By May 25th, 2026, Bam Margera did not attend the premiere of Jackass: Best and Last — a film for which he had reportedly received an invitation — and had, earlier that same month, publicly reiterated his position with the kind of finality that does not leave room for asterisks. The apparent reversal, from reported-returnee to confirmed-absentee in the span of roughly four months, has gone largely unremarked upon in the broader discourse. It should not have.

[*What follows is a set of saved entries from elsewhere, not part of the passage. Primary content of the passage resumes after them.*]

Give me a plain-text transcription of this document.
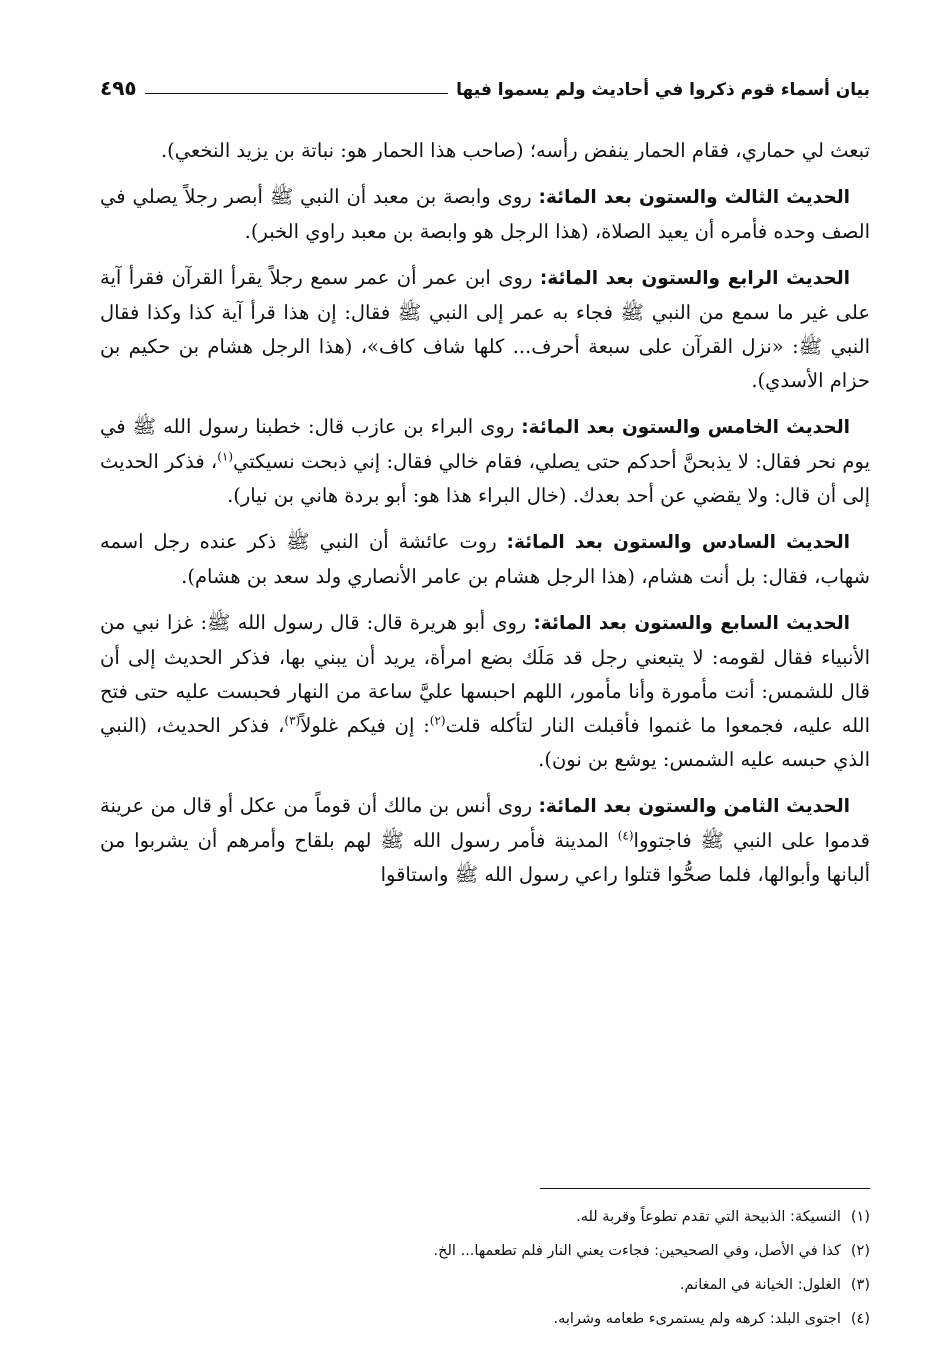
بيان أسماء قوم ذكروا في أحاديث ولم يسموا فيها
٤٩٥

تبعث لي حماري، فقام الحمار ينفض رأسه؛ (صاحب هذا الحمار هو: نباتة بن يزيد النخعي).

الحديث الثالث والستون بعد المائة: روى وابصة بن معبد أن النبي ﷺ أبصر رجلاً يصلي في الصف وحده فأمره أن يعيد الصلاة، (هذا الرجل هو وابصة بن معبد راوي الخبر).

الحديث الرابع والستون بعد المائة: روى ابن عمر أن عمر سمع رجلاً يقرأ القرآن فقرأ آية على غير ما سمع من النبي ﷺ فجاء به عمر إلى النبي ﷺ فقال: إن هذا قرأ آية كذا وكذا فقال النبي ﷺ: «نزل القرآن على سبعة أحرف... كلها شاف كاف»، (هذا الرجل هشام بن حكيم بن حزام الأسدي).

الحديث الخامس والستون بعد المائة: روى البراء بن عازب قال: خطبنا رسول الله ﷺ في يوم نحر فقال: لا يذبحنَّ أحدكم حتى يصلي، فقام خالي فقال: إني ذبحت نسيكتي$^{(١)}$، فذكر الحديث إلى أن قال: ولا يقضي عن أحد بعدك. (خال البراء هذا هو: أبو بردة هاني بن نيار).

الحديث السادس والستون بعد المائة: روت عائشة أن النبي ﷺ ذكر عنده رجل اسمه شهاب، فقال: بل أنت هشام، (هذا الرجل هشام بن عامر الأنصاري ولد سعد بن هشام).

الحديث السابع والستون بعد المائة: روى أبو هريرة قال: قال رسول الله ﷺ: غزا نبي من الأنبياء فقال لقومه: لا يتبعني رجل قد مَلَك بضع امرأة، يريد أن يبني بها، فذكر الحديث إلى أن قال للشمس: أنت مأمورة وأنا مأمور، اللهم احبسها عليَّ ساعة من النهار فحبست عليه حتى فتح الله عليه، فجمعوا ما غنموا فأقبلت النار لتأكله قلت$^{(٢)}$: إن فيكم غلولاً$^{(٣)}$، فذكر الحديث، (النبي الذي حبسه عليه الشمس: يوشع بن نون).

الحديث الثامن والستون بعد المائة: روى أنس بن مالك أن قوماً من عكل أو قال من عرينة قدموا على النبي ﷺ فاجتووا$^{(٤)}$ المدينة فأمر رسول الله ﷺ لهم بلقاح وأمرهم أن يشربوا من ألبانها وأبوالها، فلما صحُّوا قتلوا راعي رسول الله ﷺ واستاقوا

(١)
النسيكة: الذبيحة التي تقدم تطوعاً وقربة لله.
(٢)
كذا في الأصل، وفي الصحيحين: فجاءت يعني النار فلم تطعمها... الخ.
(٣)
الغلول: الخيانة في المغانم.
(٤)
اجتوى البلد: كرهه ولم يستمرىء طعامه وشرابه.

What this timeline actually reveals — and this is the part that tends to get lost in the noise of any celebrity story — is the extraordinary instability of any public narrative built around a figure still actively negotiating their relationship with their own past. Bam Margera's name functions simultaneously as a brand, a cautionary tale, a comeback story, and a wound. Every reported development tugs at a different thread. The January report may have been accurate at the moment it was filed and obsolete by February. Or it may have never been accurate at all. The distinction matters, and the absence of clarification from any involved party is, itself, a form of statement.
Sources familiar with the situation — who requested anonymity because the group chat, as ever, is private — suggest the January framing may have been premature. No further corroboration has emerged.
History will note that Bam Margera entered 2026 as a man who had reportedly agreed, then apparently declined, to return to the institution that once defined him — and that neither he nor Jackass's principals have yet offered a complete account of why. For a franchise premised on the spectacle of consequence, the quiet implosion of a reported reconciliation carries its own gravity. Not the kind that makes people laugh. The other kind. The kind the rest of us recognize.